India’s Polar Satellite Launch Vehicle lifts off from the Indian east coast with three Singaporean satellites. Credit: ISRO
Three Singaporean satellites lifted off Thursday on an Indian Polar Satellite Launch Vehicle and rocketed into an orbit more than 350 miles above Earth to begin missions supporting military surveillance, technology demonstrations, and solar research.
The Polar Satellite Launch Vehicle, or PSLV, climbed away from its firing stand on India’s east coast at 8:32 a.m.
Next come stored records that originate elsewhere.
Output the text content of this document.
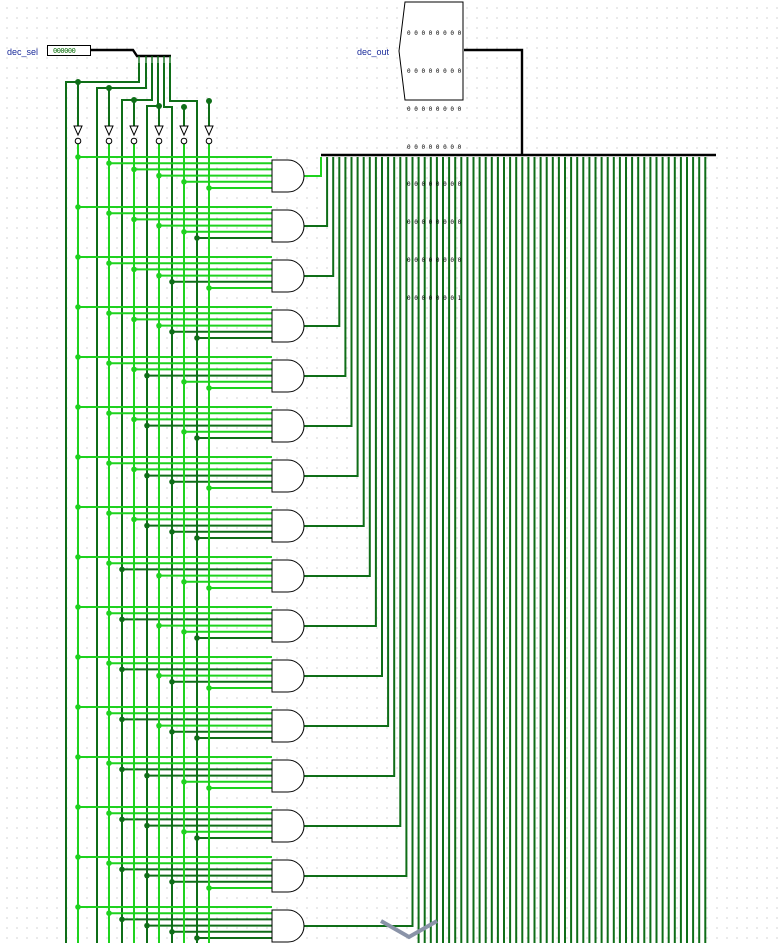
dec_sel 000000	dec_out

0 0 0 0 0 0 0 0

0 0 0 0 0 0 0 0

0 0 0 0 0 0 0 0

0 0 0 0 0 0 0 0

0 0 0 0 0 0 0 0

0 0 0 0 0 0 0 0

0 0 0 0 0 0 0 0

0 0 0 0 0 0 0 1
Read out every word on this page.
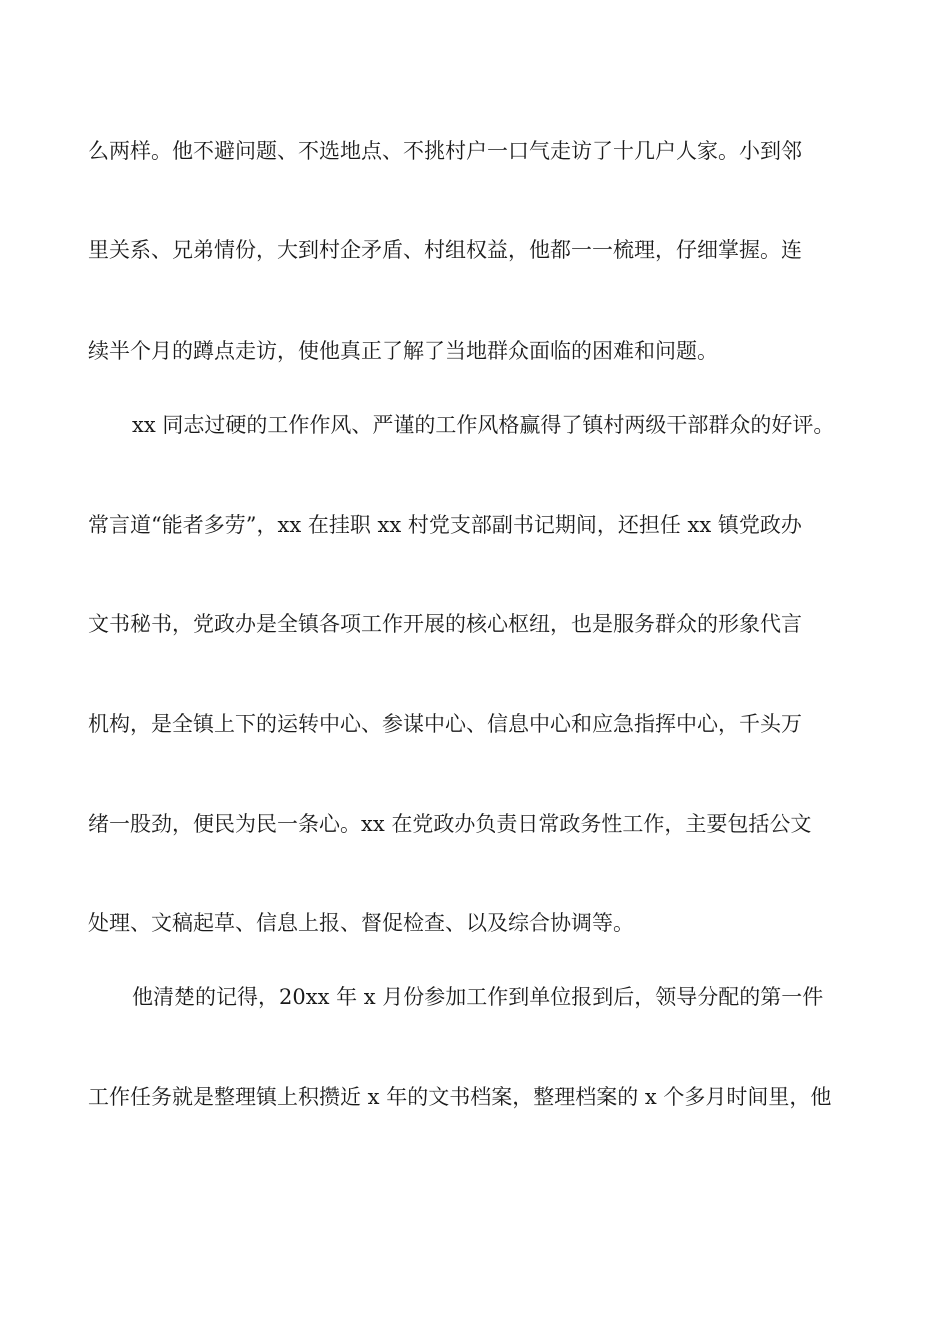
么两样。他不避问题、不选地点、不挑村户一口气走访了十几户人家。小到邻
里关系、兄弟情份，大到村企矛盾、村组权益，他都一一梳理，仔细掌握。连
续半个月的蹲点走访，使他真正了解了当地群众面临的困难和问题。
xx 同志过硬的工作作风、严谨的工作风格赢得了镇村两级干部群众的好评。
常言道“能者多劳”，xx 在挂职 xx 村党支部副书记期间，还担任 xx 镇党政办
文书秘书，党政办是全镇各项工作开展的核心枢纽，也是服务群众的形象代言
机构，是全镇上下的运转中心、参谋中心、信息中心和应急指挥中心，千头万
绪一股劲，便民为民一条心。xx 在党政办负责日常政务性工作，主要包括公文
处理、文稿起草、信息上报、督促检查、以及综合协调等。
他清楚的记得，20xx 年 x 月份参加工作到单位报到后，领导分配的第一件
工作任务就是整理镇上积攒近 x 年的文书档案，整理档案的 x 个多月时间里，他
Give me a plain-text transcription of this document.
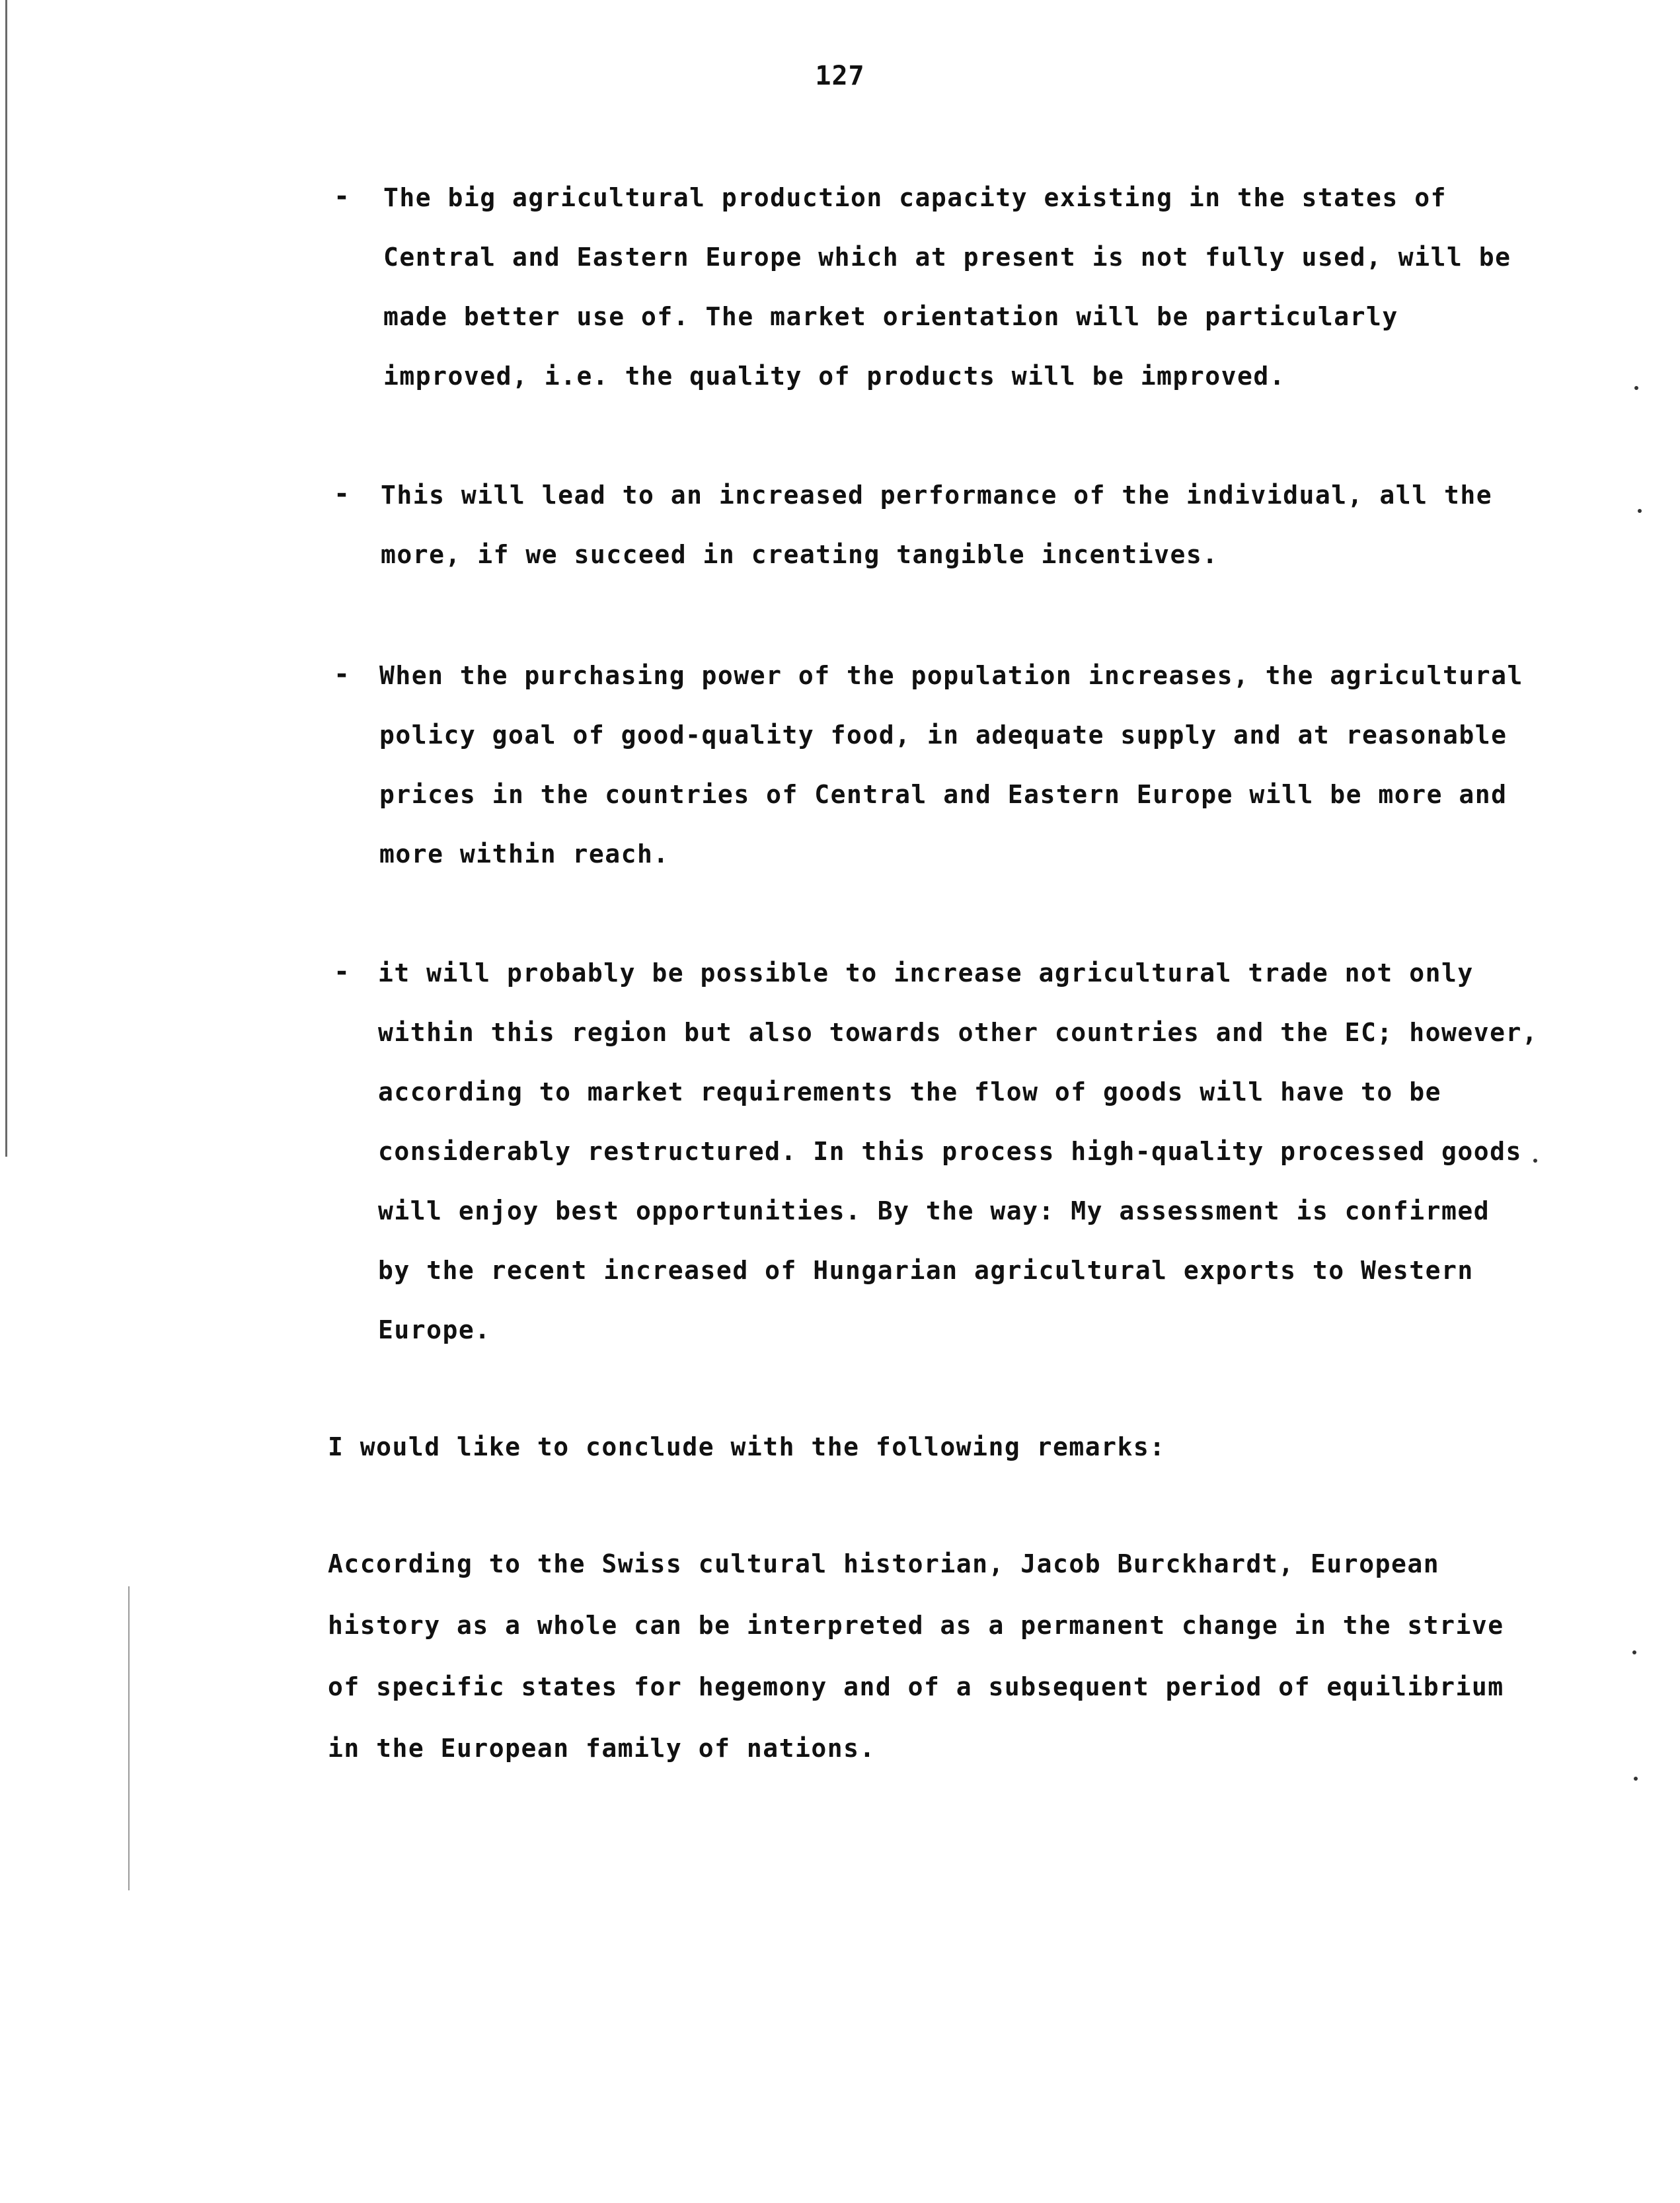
127
- The big agricultural production capacity existing in the states of
Central and Eastern Europe which at present is not fully used, will be
made better use of. The market orientation will be particularly
improved, i.e. the quality of products will be improved.
- This will lead to an increased performance of the individual, all the
more, if we succeed in creating tangible incentives.
- When the purchasing power of the population increases, the agricultural
policy goal of good-quality food, in adequate supply and at reasonable
prices in the countries of Central and Eastern Europe will be more and
more within reach.
- it will probably be possible to increase agricultural trade not only
within this region but also towards other countries and the EC; however,
according to market requirements the flow of goods will have to be
considerably restructured. In this process high-quality processed goods
will enjoy best opportunities. By the way: My assessment is confirmed
by the recent increased of Hungarian agricultural exports to Western
Europe.
I would like to conclude with the following remarks:
According to the Swiss cultural historian, Jacob Burckhardt, European
history as a whole can be interpreted as a permanent change in the strive
of specific states for hegemony and of a subsequent period of equilibrium
in the European family of nations.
EDT (1232 GMT) Thursday with more than a million pounds of thrust from its solid-fueled core stage.
The Indian launcher flew in its “Core Alone” configuration without any strap-on solid rocket boosters, sending the three Singaporean payloads into a 354-mile-high (570-kilometer) orbit inclined 10 degrees to the equator.
“All of the satellites were placed in the right orbit,” said S. Somanath, chairman of the Indian Space Research Organization, India’s space agency.
The primary payload on the mission was the DS-EO satellite, a high-resolution Earth-imaging spacecraft developed by ST Engineering and Singapore’s Defense Science and Technology Agency, the acquisitions and systems development division for the Singapore Armed Forces.